Japan Ends Currency Intervention



March 28, 2004

LONDON (Reuters) - Japan's 150-billion-pound ($273 billion) campaign to weaken the yen and strengthen the dollar has officially come to an end, the Times newspaper reported, citing sources at the Bank of Japan.

The currency intervention campaign, which has provoked criticism in Washington and deep concern in London, is thought by Japanese officials to be no longer necessary because the country's economic recovery is gathering strength, the London Times newspaper reported in its March 29 edition.

BOJ sources said that they would intervene in the markets only when there was extraordinary volatility, but made clear that the unprecedented dollar purchases of the past seven months were formally over, the paper reported.

The BOJ and Japan's Ministry of Finance will no longer buy dollars even to smooth out the sort of sudden price spikes that have prompted intervention in the past, it added.

"Even if the market shows volatility, we believe that things are not so fragile now," the BOJ sources said, in what the paper describes as an exclusive briefing.

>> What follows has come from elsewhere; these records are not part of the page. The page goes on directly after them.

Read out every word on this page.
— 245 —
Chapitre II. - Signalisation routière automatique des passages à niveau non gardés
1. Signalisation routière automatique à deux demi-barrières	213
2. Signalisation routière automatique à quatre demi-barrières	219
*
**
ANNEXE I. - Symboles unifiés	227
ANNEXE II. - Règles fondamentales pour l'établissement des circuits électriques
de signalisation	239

"We have reached the point where we are confident that the Japanese recovery no longer depends on export strength ... the interventions have served their purpose," the sources added.

The dollar was last quoted at 105.35 at 5:30 p.m. EST.

The intervention drive to support the falling dollar against the yen began in earnest last September, and has left Japan with paper trading losses of more than 50 billion pounds, the paper said.

The end of intervention has apparently been brought about by Toshihiko Fukui, the BOJ governor, who has restored confidence in the Japanese economy since his appointment a year ago and won plaudits from international financial authorities for his deft monetary management, the paper said.